As so many of you know, Justin and I had a difficult time adjusting to Robbie’s sensory processing difficulties. It seemed like we were never going to have a “normal” child. We were never going to make it through a meal at a restaurant or a church service. We would always have to leave playgrounds because Robbie acted aggressively toward other children. Bedtime would involve epic meltdowns for all eternity. And Robbie would spend the rest of his life running around like his pants were on fire. And so, desperate for some sort of reprieve, we started Robbie in occupational therapy.
I was skeptical. How well could this really work? Robbie was going to go once a week. We were supposed to brush him and perform joint compressions every two hours. And this was really going to change our lives? Brushing was going to make Robbie calmer? No way. Not even possible. But we did it anyway.
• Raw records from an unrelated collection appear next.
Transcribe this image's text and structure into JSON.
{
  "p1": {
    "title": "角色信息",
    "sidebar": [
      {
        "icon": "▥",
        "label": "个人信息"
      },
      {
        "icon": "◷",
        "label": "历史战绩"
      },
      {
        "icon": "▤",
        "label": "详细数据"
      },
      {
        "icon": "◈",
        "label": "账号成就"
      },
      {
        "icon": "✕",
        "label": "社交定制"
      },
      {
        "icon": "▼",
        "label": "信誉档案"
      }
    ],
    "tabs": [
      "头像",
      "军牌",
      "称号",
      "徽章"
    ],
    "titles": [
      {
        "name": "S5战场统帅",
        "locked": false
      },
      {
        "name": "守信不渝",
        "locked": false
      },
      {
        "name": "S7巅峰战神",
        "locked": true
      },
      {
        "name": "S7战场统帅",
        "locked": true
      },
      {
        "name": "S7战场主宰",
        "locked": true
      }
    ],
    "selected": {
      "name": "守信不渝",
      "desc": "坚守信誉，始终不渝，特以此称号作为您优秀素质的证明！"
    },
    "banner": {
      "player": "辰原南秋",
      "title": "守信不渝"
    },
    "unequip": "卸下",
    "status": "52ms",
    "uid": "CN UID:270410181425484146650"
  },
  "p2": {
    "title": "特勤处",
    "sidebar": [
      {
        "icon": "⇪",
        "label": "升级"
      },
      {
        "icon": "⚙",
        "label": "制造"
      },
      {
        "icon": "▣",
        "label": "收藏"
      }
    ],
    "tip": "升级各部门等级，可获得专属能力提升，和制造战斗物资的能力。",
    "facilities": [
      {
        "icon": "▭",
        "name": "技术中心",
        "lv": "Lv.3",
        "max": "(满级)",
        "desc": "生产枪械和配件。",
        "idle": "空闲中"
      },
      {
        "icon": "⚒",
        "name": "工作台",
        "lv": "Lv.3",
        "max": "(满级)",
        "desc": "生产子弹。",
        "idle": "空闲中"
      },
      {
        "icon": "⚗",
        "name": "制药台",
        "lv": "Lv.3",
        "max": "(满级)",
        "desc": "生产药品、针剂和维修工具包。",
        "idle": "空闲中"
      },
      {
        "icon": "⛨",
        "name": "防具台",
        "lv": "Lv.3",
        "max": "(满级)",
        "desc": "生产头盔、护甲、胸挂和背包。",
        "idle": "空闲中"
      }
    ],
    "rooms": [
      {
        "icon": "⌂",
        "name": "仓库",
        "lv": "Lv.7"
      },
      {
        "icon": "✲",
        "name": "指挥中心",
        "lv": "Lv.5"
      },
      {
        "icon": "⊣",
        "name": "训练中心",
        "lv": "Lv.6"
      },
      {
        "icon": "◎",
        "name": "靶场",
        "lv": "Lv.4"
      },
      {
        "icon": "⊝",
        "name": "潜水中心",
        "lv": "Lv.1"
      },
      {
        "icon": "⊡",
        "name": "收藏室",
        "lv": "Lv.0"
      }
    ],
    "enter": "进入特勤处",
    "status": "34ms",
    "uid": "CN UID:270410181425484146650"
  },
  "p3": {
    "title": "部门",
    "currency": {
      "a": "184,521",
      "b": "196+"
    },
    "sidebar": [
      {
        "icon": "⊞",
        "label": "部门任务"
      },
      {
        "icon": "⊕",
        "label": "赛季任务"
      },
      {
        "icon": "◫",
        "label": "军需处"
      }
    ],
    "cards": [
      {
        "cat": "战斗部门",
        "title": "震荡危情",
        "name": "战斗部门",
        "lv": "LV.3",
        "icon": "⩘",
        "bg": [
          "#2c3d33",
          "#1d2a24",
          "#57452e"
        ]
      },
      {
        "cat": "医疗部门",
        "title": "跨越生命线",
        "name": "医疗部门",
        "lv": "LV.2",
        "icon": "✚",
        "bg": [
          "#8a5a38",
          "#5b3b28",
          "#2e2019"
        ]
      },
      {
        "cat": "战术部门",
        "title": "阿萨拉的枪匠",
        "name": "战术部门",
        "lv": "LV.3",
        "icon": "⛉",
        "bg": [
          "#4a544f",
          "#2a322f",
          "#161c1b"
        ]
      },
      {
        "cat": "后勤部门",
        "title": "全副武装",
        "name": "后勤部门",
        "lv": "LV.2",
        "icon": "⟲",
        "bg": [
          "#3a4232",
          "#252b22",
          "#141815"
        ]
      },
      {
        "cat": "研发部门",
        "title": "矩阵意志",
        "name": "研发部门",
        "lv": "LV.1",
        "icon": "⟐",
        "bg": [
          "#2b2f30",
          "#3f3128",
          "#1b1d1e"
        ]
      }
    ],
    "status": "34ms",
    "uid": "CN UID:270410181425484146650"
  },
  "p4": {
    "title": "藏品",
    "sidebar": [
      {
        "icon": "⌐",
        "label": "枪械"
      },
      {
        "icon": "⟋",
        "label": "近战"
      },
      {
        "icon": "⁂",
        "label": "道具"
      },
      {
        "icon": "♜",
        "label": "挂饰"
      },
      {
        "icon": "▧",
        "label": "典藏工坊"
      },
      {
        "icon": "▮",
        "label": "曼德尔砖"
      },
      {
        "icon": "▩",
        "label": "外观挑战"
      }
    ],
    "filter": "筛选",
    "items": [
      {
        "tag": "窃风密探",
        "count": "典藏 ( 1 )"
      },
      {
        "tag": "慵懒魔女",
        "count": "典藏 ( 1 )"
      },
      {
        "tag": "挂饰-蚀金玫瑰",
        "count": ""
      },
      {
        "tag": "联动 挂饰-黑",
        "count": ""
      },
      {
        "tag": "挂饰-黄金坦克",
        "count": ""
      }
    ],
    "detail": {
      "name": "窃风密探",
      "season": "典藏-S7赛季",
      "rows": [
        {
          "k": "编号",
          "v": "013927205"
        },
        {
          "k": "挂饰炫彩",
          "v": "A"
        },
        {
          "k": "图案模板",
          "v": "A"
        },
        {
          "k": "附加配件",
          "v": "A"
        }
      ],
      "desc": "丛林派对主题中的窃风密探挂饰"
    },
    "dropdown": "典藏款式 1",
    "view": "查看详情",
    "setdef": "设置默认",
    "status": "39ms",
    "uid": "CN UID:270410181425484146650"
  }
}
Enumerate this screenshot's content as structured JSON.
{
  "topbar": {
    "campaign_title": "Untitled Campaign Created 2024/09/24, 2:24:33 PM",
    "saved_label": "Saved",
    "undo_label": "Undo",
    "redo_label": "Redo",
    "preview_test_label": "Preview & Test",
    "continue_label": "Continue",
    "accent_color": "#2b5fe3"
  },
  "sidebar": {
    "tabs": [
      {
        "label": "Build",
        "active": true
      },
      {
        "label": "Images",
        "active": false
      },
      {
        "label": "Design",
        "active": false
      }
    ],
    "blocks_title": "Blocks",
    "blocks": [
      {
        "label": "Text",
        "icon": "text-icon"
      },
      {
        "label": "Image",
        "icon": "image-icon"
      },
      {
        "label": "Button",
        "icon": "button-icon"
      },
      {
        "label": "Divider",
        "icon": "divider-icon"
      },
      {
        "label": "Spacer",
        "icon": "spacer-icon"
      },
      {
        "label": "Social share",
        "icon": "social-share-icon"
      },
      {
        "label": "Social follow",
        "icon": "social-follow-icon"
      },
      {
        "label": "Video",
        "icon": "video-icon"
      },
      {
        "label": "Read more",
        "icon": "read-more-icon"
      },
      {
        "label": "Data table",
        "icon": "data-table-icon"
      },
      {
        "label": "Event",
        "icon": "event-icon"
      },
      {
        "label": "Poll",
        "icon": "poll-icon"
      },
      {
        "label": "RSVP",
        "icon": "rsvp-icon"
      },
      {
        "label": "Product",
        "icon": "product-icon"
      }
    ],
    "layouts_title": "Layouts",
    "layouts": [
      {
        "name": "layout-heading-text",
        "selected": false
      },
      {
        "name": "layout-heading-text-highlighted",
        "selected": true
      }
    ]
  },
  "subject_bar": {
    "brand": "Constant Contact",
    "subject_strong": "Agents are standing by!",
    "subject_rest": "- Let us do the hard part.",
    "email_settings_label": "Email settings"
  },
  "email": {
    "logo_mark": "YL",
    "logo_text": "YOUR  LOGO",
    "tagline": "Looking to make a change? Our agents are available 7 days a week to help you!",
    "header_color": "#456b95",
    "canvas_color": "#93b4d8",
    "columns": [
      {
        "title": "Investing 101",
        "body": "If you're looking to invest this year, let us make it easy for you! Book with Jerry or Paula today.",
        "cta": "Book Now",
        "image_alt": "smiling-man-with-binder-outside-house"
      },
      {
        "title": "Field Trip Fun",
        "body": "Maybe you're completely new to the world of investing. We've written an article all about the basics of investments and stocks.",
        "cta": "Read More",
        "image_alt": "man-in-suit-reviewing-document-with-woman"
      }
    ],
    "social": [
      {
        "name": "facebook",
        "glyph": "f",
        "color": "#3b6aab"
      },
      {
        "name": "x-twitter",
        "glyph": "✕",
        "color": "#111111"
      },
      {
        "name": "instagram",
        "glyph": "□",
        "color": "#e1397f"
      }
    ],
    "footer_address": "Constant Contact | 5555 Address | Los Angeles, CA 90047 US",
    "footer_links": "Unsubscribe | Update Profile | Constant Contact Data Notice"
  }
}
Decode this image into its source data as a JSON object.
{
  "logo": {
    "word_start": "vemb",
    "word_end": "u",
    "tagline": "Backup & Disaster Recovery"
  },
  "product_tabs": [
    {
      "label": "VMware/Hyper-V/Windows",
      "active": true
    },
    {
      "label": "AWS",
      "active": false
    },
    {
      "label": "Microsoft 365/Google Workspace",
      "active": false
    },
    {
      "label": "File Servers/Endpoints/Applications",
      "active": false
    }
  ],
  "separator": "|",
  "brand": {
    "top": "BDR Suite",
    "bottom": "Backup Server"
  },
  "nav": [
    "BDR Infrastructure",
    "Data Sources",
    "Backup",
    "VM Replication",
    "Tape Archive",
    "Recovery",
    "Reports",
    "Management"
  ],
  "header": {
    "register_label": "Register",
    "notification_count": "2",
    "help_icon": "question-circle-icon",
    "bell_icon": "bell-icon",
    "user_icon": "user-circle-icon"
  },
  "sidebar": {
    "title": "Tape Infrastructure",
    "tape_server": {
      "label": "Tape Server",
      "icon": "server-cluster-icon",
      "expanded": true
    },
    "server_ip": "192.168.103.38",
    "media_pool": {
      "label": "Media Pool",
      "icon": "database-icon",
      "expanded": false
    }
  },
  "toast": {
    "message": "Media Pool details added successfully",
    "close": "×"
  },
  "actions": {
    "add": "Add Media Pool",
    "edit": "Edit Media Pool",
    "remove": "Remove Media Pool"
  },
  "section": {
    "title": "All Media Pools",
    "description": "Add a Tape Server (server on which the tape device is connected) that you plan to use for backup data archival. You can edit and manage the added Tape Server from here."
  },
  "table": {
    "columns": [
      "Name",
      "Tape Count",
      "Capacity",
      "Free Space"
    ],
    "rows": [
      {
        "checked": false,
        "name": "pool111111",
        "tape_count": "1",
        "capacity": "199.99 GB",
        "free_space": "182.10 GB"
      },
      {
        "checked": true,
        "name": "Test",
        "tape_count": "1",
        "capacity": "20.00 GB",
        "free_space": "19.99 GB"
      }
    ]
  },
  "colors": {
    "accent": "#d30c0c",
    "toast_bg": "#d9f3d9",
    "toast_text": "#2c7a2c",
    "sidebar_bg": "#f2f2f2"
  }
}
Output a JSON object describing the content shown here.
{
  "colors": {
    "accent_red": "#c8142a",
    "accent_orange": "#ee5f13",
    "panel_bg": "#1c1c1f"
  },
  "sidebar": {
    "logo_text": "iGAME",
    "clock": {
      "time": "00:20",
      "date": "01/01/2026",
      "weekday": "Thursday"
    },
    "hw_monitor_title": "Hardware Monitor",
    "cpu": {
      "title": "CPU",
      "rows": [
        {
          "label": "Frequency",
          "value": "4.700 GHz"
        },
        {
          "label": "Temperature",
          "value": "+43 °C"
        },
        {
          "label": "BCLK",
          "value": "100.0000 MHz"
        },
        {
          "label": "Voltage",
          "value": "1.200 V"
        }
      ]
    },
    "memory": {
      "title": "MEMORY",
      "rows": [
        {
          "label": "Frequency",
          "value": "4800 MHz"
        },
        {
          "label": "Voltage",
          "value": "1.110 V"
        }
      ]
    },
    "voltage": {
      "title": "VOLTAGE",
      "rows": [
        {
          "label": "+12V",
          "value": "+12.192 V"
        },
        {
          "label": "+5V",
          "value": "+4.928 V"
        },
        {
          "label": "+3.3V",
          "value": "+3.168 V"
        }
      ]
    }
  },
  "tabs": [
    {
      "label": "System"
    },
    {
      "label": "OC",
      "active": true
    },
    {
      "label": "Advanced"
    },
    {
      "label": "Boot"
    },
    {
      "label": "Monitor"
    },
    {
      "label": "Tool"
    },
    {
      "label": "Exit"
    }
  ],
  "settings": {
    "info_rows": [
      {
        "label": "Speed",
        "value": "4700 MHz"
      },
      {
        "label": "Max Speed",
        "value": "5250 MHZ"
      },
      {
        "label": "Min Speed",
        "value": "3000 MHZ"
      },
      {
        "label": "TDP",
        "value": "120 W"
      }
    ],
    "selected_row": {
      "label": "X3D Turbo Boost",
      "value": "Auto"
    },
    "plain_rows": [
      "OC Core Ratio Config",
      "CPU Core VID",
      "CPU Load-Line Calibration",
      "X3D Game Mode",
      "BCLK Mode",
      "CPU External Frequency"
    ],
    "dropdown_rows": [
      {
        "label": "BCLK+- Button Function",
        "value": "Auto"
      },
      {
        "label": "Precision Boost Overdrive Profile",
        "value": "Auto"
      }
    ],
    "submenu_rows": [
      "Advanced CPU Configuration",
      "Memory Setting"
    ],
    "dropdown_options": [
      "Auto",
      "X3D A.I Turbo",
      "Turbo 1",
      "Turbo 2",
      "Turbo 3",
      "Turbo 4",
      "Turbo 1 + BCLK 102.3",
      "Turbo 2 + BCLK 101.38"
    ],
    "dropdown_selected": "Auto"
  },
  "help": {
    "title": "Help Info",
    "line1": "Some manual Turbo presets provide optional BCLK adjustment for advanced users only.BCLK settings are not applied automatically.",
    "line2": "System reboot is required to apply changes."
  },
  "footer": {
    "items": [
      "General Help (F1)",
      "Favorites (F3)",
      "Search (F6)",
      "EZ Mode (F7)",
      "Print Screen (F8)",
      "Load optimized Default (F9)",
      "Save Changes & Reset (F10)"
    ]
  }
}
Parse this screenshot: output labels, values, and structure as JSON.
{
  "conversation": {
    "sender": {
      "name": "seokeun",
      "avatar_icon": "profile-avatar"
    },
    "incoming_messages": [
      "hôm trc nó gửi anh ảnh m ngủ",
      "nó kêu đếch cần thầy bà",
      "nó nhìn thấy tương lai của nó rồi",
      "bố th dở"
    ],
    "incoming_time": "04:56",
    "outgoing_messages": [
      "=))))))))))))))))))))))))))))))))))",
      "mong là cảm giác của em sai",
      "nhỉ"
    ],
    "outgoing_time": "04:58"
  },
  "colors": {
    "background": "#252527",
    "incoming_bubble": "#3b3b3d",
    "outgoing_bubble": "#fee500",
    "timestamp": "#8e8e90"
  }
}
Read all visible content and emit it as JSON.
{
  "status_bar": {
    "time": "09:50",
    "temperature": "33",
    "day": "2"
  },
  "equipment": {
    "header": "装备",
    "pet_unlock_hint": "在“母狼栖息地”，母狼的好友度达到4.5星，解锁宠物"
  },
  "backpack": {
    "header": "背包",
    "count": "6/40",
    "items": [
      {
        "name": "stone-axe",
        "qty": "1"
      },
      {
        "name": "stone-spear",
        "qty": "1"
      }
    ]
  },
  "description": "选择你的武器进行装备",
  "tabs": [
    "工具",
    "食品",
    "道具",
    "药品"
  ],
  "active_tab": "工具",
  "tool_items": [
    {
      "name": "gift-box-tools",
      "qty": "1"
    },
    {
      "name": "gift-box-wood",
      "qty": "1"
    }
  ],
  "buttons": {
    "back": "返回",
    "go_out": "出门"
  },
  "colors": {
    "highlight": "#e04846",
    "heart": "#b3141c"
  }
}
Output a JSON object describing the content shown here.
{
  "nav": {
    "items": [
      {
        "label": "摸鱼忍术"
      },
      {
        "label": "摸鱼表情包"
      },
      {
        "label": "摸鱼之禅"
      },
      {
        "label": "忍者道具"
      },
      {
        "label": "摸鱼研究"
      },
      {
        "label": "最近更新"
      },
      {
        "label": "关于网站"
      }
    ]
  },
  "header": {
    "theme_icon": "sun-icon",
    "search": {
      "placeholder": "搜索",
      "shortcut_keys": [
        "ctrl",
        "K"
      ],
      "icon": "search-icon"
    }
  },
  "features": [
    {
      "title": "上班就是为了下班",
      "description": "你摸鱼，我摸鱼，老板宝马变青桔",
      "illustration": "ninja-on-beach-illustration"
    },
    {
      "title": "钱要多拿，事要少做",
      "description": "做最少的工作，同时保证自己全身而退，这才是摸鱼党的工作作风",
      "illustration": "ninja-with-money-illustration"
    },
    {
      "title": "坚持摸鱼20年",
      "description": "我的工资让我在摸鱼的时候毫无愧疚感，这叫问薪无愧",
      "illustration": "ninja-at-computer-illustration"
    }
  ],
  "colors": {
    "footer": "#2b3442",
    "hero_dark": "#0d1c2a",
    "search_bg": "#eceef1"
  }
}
Justin and I saw some changes but then, as soon as we thought we were good, there would be a setback. A page-long letter from his pre-school teacher about three trips to the school office in one day for kicking kids, climbing cabinets, and leaping from cot to cot during nap time. Or the phone call asking us to come pick him up because he had slapped a child. Which is how we headed into Christmas vacation.
But, all of a sudden, something changed. I’m not sure if we were more consistent about brushing and incorporating a sensory diet into our day or if things just started to click with Robbie, but the past twelve days have been wonderful. Sure, we’ve had our moments. Like maybe when I told Robbie he couldn’t get a gun as a prize at Gattitown and he threw a fit, so we left without a prize at all (one of my strongest parenting moments). On our way out, he punched me in the face twice. But, this gave us the opportunity to be firm in punishing him, and I think it’s the first time he’s realized that his actions have implications.
This break, we survived (barely) a Christmas Eve church service. Robbie went shopping with me and held my hand the entire time – not running around and making the entire experience a nightmare. He wants hugs and kisses and snuggling. He talks about how happy he is and how much he loves us – without prompting. And he seems so much freer to just be himself. Which I think is the most any parent can ask for.